Cumhuriyet dönemini ben 1938 öncesi ve sonrası diye ikiye ayırırım, ya da Atatürk öncesi ve sonrası diye. Birinci dönem Mustafa Kemal Atatürk’ün inisiyatifinde, geri kalmış yurdun toparlanma ve atılım alt yapısının hazırlandığı, her alanda “tam bağımsızlık, toparlanma, üretim ve çağdaş medeniyetler seviyesi” ilkesinin benimsendiği yıllar olmuştur.
Mustafa Kemal Atatürk dönemi ne kadar parlak, istikrarlı, mili ve bağımsızlıkçı amaca uygun politikalar üretilmişse de, 1938 sonrası bilinmez politikalar, bilinmez anlam verilemez icraat ve yasaların hep bir bahaneye sığınılarak yaşama geçirildiği yıllar olmuştur. Buradan sadece belli kişileri değil, dönemin tamamını kastederek konuşuyorum.
Uçak fabrikalarından köy enstitülerine, araba üretiminden milli eğitim politikalarına, tarih anlayışından sanayi politikalarına ve sanat anlayışlarına kadar yüzlerce küçük büyük politik anlayışın önce içleri boşaltılıp sonra da yavaşça ekseninden kaydırılarak ülke çıkarlarına ters bir hale getirilmesine, farkına varamadan onayladığımız milletçe uyanamadığımız gaflet yıllarıdır diyorum.
Olaylara tümden bakamayıp hep parça parça bakarak, bütünün aslını kaçırdığımız bir akıl oyunu ile aklımız kontrol edildi, semboller ve işaretler üzerinden kutuplaştırılıp, parka giyenin solcu, beyaz çorap giyenin ülkücülüğü üzerinden ideolojilerin içini boşaltıp, bizlerden boş birer “fanatik taraftar” yaratıldığının farkına varamadık.
Varmamız da beklenemezdi, zira bizi yönetenler(her kimse!), senaryolarını çok başarılı uyguluyorlardı, aklımızı asla ve asla özgür bırakmıyorlardı, bizi sürekli büyük bir “kirli bilgi bombardınına” tutuyorlardı.
Bu konuya nerden geldik, neden yazma ihtiyacı hissettim, belki de kendimin de içinde olduğu taraftar güruhun bilindik kabullerin aksine farklı düşünebilmesinin, hatta bağımsız düşünmesinin, insanın dipsiz bir kuyudan çıkmasın veya karanlıktan çıkmasının ne kadar zor olduğunu kendi içimde yaşadığım süreçten fark etmiş olmamdır.
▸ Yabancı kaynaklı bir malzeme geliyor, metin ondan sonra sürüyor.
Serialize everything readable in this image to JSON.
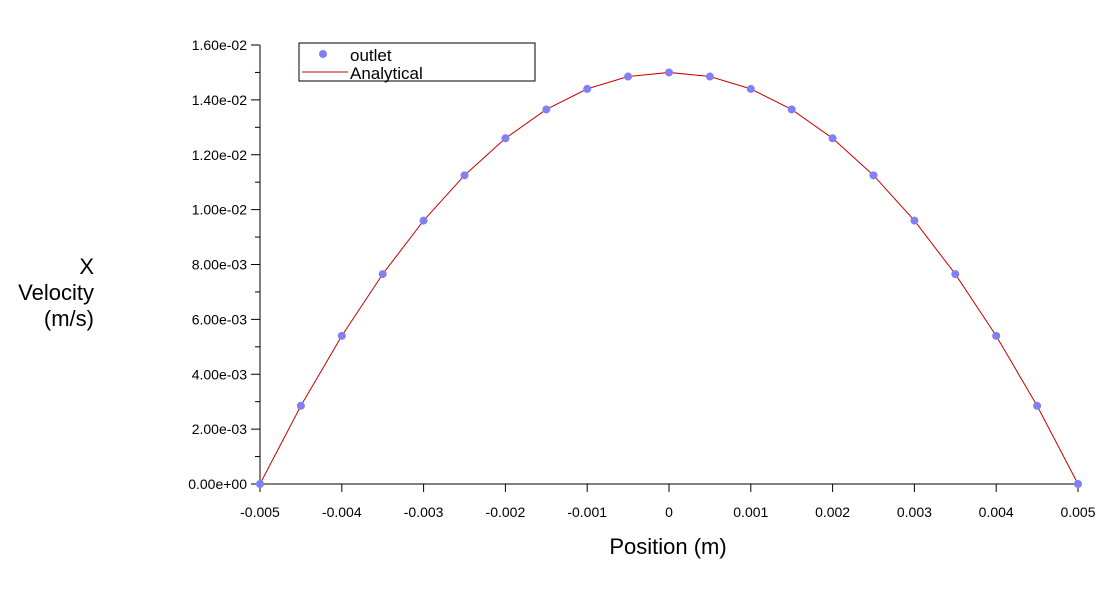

Pavlov’un şartlanmış deneklerinin aslında insanlar olduğunu anlamak, kendi açımdan şaşırtıcı olmuştu. Narsisizmin aşkı öldürdüğü gibi, şartlandırılmış kabulleri sorgulamadan yaşamanında sahte bir mutluluk bazen de sahta bir hüzün verdiği, önümüzde açıkça durmaktadır.
Gerçi beni tanıyanlar bilir, kendi özeleştirimi vermekten asla çekinmem, her defasından kendi düşünce sistemimi, bilgilerimi tekrar tekrar sorgularım, bu benim başkalarını daha kolay anlama, analiz etme tarzını veriyor, artık kimseye kızmıyorum mesela, sadece onlar adına üzülüyorum. Empati yapabilme gücü, analitik düşünme tarzı sizi hep tabusuz bir düşünceye sürükler. Zaman zaman duyduğunuz “mahalle baskısının” ne demek olduğunu yaşarak öğrenmiş olursunuz.
Neyse, böyle pat diye bitirelim, bi ara tekrar devam ederiz buradan.